El gobierno iraní acaba de anunciar protocolos para agilizar el tránsito de buques chinos por el estrecho de Ormuz. La agencia semioficial Fars lo soltó como si nada, pero detrás hay gestiones del Ministerio de Exteriores de China y un guiño al reciente acuerdo Trump-Xi en Pekín sobre flujo energético.
Treinta barcos ya pasaron desde el miércoles, según un oficial de la Guardia Revolucionaria. Pero ojo: el CENTCOM dice haber destruido gran parte de la infraestructura militar iraní, y luego aparece el buque “Hui Chuan” capturado cerca de Emiratos Árabes. ¿Se contradicen? Más bien, Teherán demuestra que aún controla el juego.
El mundo árabe se parte en dos
Mientras Arabia Saudita coquetea con un pacto de no agresión tipo Helsinki para calmar tensiones, los Emiratos Árabes se alinean militarmente con Israel. El canciller iraní, Abbas Araghchi, no se mordió la lengua en la cumbre de los BRICS:
“Quienes participen en agresiones contra la República Islámica rendirán cuentas.”
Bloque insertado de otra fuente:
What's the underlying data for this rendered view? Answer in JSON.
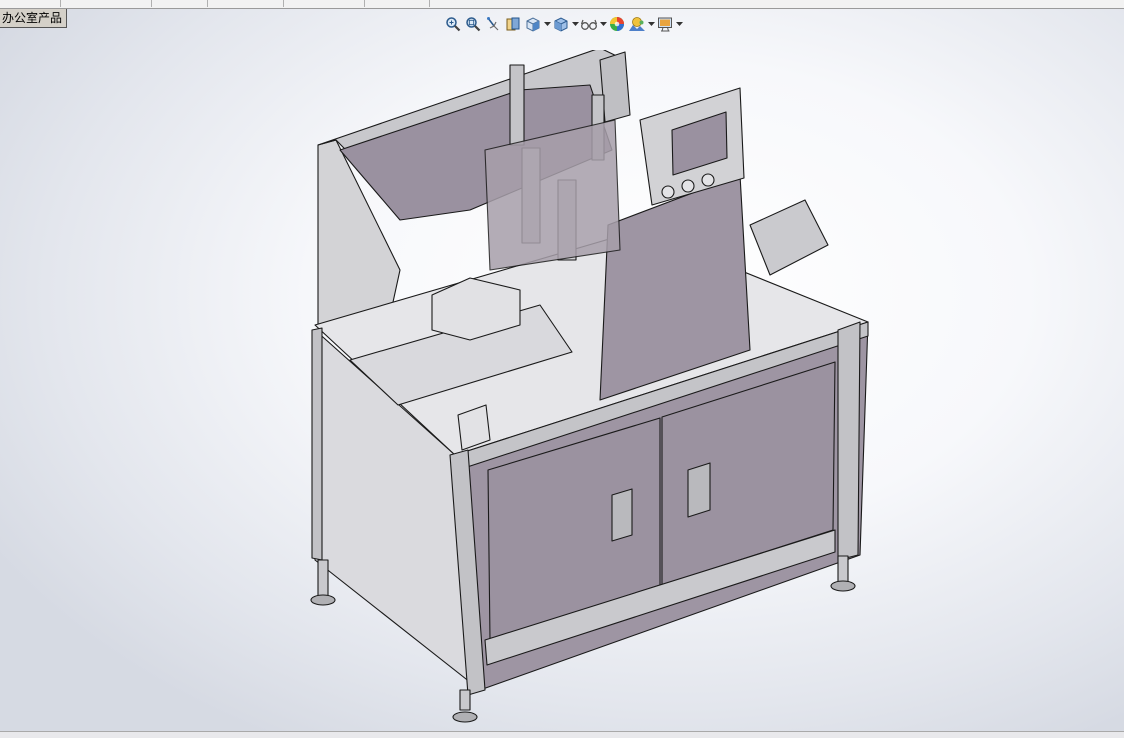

Directo contra Abu Dabi. Y con razón: cuando ves a vecinos tomando partido, sabes que la crisis no es solo de petróleo. Es de lealtades.
Lo que nadie dice es cómo esto afecta a las familias reales. Mi hijo me pregunta si habrá guerra. Le digo que ya la hay, solo que no se declara con bombas, sino con protocolos y amenazas en corredores marítimos.